Rathcoole woman Lilly Meldrum’s father, the late Robert Campbell, ran the gauntlet of German warplanes, U-boats and sub-zero weather conditions between 1941 and 1945 to get vital supplies to the Soviet Union on the Eastern Front.
Around 95 per cent of the 66,500 men who served on the Arctic convoys had already earned the Atlantic Star before being conscripted on to the dreaded Russian Run, but veterans of the allied convoys had never received a separate Arctic Medal - something that campaigners have been lobbying the Government to put right.
Last week, Prime Minister David Cameron announced that those who served in the treacherous conditions would be recognised.
He said the “brave men” who ensured supplies would get through German blockades to the Soviet Union “richly” deserved recognition.
Robert James Campbell, known to his friends as Jimmy, joined the Merchant Navy at the outbreak of the Second World War.
A gunnery specialist in the Defensively Equipped Merchant Ships Organisation, he served on the rescue ship SS Rathlin - a converted cattle transporter - which plucked survivors from the freezing North Atlantic and Arctic Sea, later going on to serve in the Far East.
As a Temporary Acting Petty Officer, he was awarded the oak leaf emblem in 1943 for “courage and devoted rescue work” and “for skill in shooting down two enemy aircraft”. He was mentioned in despatches twice and in 1945 was awarded the DSM for “outstanding service in the face of the enemy”.

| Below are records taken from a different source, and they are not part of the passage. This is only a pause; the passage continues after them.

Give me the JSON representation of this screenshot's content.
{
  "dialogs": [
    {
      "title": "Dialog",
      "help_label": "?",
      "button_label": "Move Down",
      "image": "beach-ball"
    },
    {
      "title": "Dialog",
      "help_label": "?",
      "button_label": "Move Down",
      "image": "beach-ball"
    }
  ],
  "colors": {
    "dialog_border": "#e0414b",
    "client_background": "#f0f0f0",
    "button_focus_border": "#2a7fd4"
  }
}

Mr Campbell passed away in 1988 at the age of 74, but earlier this year his daughter applied to the MOD Medal Office for the Arctic Emblem he was entitled to.
This week she spoke of her joy that her father would be recognised for his contribution on the notoriously hard Arctic convoys.

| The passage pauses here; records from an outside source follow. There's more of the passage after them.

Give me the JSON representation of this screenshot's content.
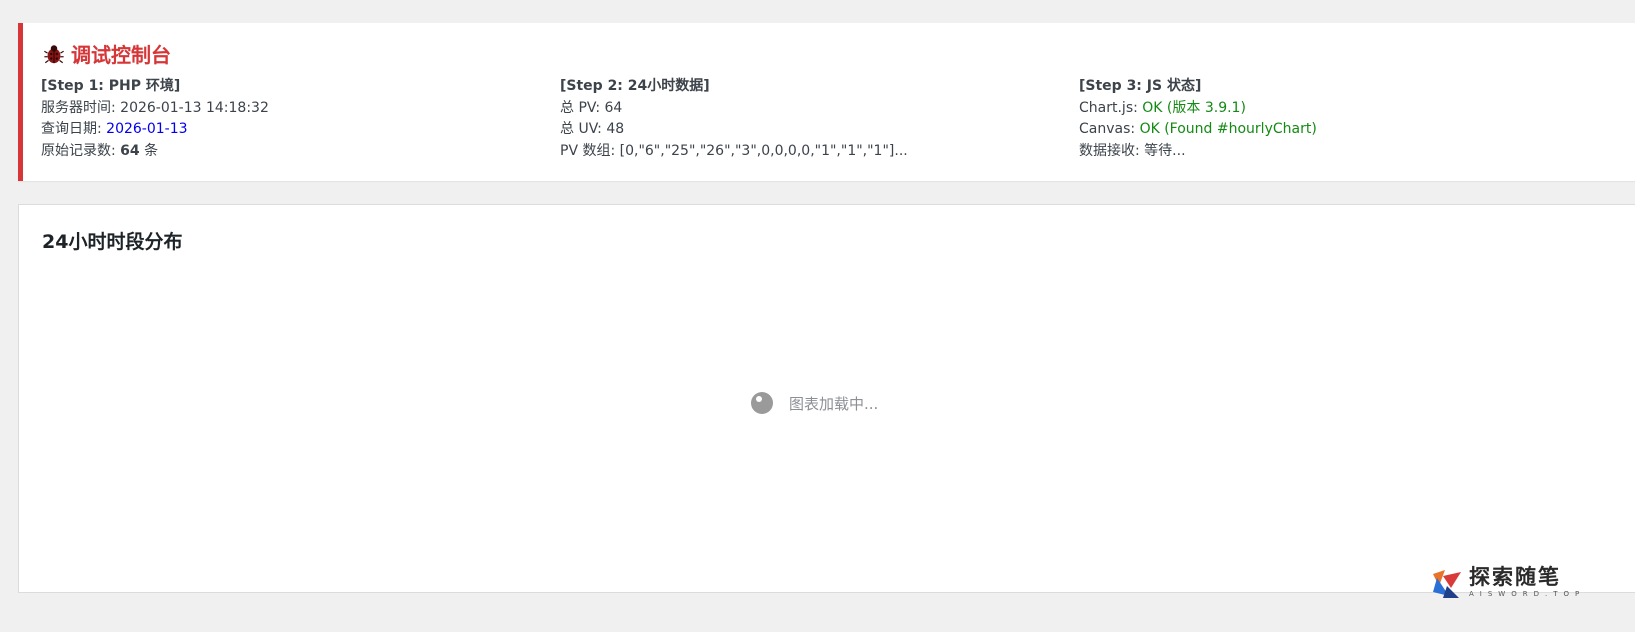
{
  "debug": {
    "title": "调试控制台",
    "step1": {
      "header": "[Step 1: PHP 环境]",
      "server_time_label": "服务器时间: ",
      "server_time_value": "2026-01-13 14:18:32",
      "query_date_label": "查询日期: ",
      "query_date_value": "2026-01-13",
      "raw_count_label": "原始记录数: ",
      "raw_count_value": "64",
      "raw_count_unit": " 条"
    },
    "step2": {
      "header": "[Step 2: 24小时数据]",
      "pv_label": "总 PV: ",
      "pv_value": "64",
      "uv_label": "总 UV: ",
      "uv_value": "48",
      "pv_array_label": "PV 数组: ",
      "pv_array_value": "[0,\"6\",\"25\",\"26\",\"3\",0,0,0,0,\"1\",\"1\",\"1\"]..."
    },
    "step3": {
      "header": "[Step 3: JS 状态]",
      "chartjs_label": "Chart.js: ",
      "chartjs_value": "OK (版本 3.9.1)",
      "canvas_label": "Canvas: ",
      "canvas_value": "OK (Found #hourlyChart)",
      "data_label": "数据接收: ",
      "data_value": "等待..."
    }
  },
  "chart_panel": {
    "title": "24小时时段分布",
    "loading_text": "图表加载中..."
  },
  "watermark": {
    "cn": "探索随笔",
    "en": "AISWORD.TOP"
  },
  "colors": {
    "accent_red": "#d63638",
    "link_blue": "#0000ee",
    "ok_green": "#148a14"
  }
}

“That has made my Christmas, 20 times over,” Lilly told the Times.
“My father served on the missions with his best friend Bobby and they would never talk about their experiences.
“I would overhear tidbits now and again. The temperatures would be below minus-50 and I heard my father talk about how if they didn’t wear gloves their hands would stick to the guns.
“It was a terrible time, Churchill described it as the ‘worst ever journey’ and I am so glad my father and those veterans still living will be recognised for their efforts.”
The Russian government is also said to be considering honouring the Arctic convoy heroes for their contribution in the war effort.
Lilly added: “They saved so many lives, the Russians have always been very thankful to all those who served on the convoys, like my father.
“Throughout the period they managed to get through vital supplies during the worst conditions and it would be incredible if the Russians also honoured my father and the brave men he served with.”
Councillor Billy Ball has been an ardent campaigner for the Arctic convoy veterans to be recognised by the British government for their war time contribution.
Mrs Meldrum paid tribute to the University ward alderman and said he was a “great man”.
Billy told the Times: “I am over the moon, this is just the most incredible news to receive before Christmas. When I heard I was in work and I had to do everything to restrain myself, I would have been cart wheeling if I could, I am delighted.
“It is fantastic news that the Russians are also considering honouring the veterans.
“They want to award them the Ushakov medal which is similar to the George Medal.
“These men, who served in the harshest of conditions, never asked for anything and acted with incredible bravery and now they are finally getting the recognition they rightfully deserve.”